House Vote Set on Delay of Fiduciary Proposal

WASHINGTON – The House is set to begin debate today on a bill that would delay, perhaps indefinitely, a proposal by the Department of Labor to impose a fiduciary standard of care on advisors to retirement plans.

An aide to Rep. Ann Wagner (R-Mo.), the sponsor of the Retail Investor Protection Act, said late Monday that the House is scheduled to take up the measure in the afternoon, with a vote planned later in the afternoon or evening.

Wagner's bill would further postpone a proposal first advanced by the Labor Department in 2010, when it advocated for new rules to guard against conflicts of interests for advisors working in the retirement space.

The legislation would bar the department from implementing its rules for retirement plan advisors until 60 days after the SEC finalizes its own proposal that would extend the fiduciary responsibilities that currently apply to investment advisors to broker-dealers.

Additionally, Wagner's bill would direct the SEC to conduct a new study to demonstrate that retail investors are harmed by the current discrepancy between the standards for broker-dealers, which are required to recommend investments deemed "suitable" for their clients, and investment advisors, who under the fiduciary standard must make recommendations in their clients' best interests. Further, the SEC would have to show that a uniform fiduciary standard would not curtail access to investment advice in the retail segment.

Critics have argued that those provisions are a thinly veiled stall tactic – that by requiring the resource-strapped SEC to conduct what the Financial Planning Coalition describes as "duplicative and onerous cost-benefit analysis," Wagner's bill would needlessly delay the SEC's fiduciary proposal.

The proposed legislation “would set so high a bar -- requiring a showing that investors are 'systematically harmed or disadvantaged' -- that it would substantially impede or completely prevent the SEC from proceeding with a congressionally authorized and long-needed rulemaking that would allow all investors to receive investment advice that is based on their best interests," the coalition wrote in a letter delivered to each member of the House, urging opposition to the measure. The group further warned that the provision requiring the additional demonstration of consumer harm "would increase the likelihood that courts would strike down an SEC uniform fiduciary rule upon legal challenge."
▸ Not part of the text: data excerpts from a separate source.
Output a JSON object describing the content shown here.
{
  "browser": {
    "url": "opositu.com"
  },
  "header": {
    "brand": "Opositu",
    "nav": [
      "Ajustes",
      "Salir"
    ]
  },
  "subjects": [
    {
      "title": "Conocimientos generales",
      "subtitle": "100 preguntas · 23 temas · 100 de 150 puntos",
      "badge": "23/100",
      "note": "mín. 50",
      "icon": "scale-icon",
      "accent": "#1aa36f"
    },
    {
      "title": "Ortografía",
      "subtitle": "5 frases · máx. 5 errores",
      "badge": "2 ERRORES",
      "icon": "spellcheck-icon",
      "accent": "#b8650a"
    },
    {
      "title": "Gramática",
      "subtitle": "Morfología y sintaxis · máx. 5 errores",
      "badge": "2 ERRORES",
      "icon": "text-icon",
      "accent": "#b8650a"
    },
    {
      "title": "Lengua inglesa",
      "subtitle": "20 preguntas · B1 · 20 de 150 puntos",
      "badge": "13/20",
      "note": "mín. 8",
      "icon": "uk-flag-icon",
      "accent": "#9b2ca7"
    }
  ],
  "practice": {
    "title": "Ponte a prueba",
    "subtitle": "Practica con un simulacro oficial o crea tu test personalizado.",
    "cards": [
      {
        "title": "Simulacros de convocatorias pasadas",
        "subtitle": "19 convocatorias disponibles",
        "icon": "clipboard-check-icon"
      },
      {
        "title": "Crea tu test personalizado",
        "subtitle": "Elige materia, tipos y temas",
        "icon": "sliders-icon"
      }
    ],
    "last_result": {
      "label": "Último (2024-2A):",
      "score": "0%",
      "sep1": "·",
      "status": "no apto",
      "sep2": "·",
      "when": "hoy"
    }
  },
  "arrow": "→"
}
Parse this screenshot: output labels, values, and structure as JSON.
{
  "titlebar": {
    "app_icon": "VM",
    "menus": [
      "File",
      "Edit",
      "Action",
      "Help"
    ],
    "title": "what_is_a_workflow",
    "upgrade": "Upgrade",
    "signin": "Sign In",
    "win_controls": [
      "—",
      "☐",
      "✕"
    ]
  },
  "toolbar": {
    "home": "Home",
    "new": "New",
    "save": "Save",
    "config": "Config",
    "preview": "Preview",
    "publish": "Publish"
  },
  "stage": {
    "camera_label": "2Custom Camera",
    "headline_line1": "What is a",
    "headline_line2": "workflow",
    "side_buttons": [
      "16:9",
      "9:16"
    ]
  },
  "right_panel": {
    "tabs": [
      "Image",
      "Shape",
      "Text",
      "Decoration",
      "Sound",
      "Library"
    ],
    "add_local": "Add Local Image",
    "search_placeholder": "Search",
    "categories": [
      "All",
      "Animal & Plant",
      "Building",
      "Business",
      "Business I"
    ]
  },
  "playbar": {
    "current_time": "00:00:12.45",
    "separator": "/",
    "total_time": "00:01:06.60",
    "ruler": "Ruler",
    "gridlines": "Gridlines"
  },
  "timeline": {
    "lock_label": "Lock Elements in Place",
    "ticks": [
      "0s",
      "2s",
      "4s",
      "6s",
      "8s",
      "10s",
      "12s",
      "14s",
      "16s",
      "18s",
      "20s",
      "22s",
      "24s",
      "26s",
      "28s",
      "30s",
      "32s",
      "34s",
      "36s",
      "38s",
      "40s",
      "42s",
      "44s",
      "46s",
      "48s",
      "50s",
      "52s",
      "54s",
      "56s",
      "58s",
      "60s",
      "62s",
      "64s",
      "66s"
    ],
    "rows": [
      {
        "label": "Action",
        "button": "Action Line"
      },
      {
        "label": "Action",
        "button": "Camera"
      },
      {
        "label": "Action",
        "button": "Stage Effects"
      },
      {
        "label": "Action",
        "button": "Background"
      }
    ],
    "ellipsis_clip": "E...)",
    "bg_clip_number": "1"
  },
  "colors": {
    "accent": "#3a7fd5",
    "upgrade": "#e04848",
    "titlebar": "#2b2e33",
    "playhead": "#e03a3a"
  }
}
The coalition warned that the bill could knock the SEC's work on a fiduciary standard off course which, coupled with the Labor Department's proposal, could derail both initiatives. The coalition -- a lobbying group that represents the FPA, NAPFA and the CFP Board of Standards -- called Wagner's legislation "the dubiously titled bill ‘Retail Investor Protection Act.’" 

In their advocacy of the Labor Department's proposal, those groups have run up against other industry organizations like the Financial Services Institute, which has argued that the fiduciary rules for retirement advisors could effectively end the commission-based model for advising IRAs, and drive many firms and advisors away from the retirement market, or put them out of business.

Last month, Phyllis Borzi, the agency's assistant secretary for the Employee Benefits Security Administration and the department's point person on fiduciary rulemaking, spoke at an FSI conference in Washington, where she reiterated her commitment to advancing the rule to mitigate conflicts of interest. However, in that same speech, she pushed back the October time table she had previously floated for releasing the proposed rules, without offering a new forecast for when the agency might move forward.

Though the Republican-controlled House is widely expected to approve Wagner's bill, the measure hasn’t seen any traction in the Democratic-controlled Senate and the White House has said it “strongly opposes” the measure. Even still, the political pressure that could arise from today’s expected vote -- particularly if proponents count large numbers of members from both parties -- could give the Labor Department pause before it moves ahead with its proposal, according to Neil Simon, vice president for government relations with the Investment Adviser Association, which opposes Wagner's bill and supports the Labor Department and SEC fiduciary proposals.

"If this bill passes the House and if it receives strong support on both sides of the aisle, I think it is something that [Labor Secretary Thomas] Perez will take note," Simon says. "It will likely deliver a message that will be noted by folks in the Department of Labor. This certainly evidences that there is some political pressure to slow the Department of Labor down.”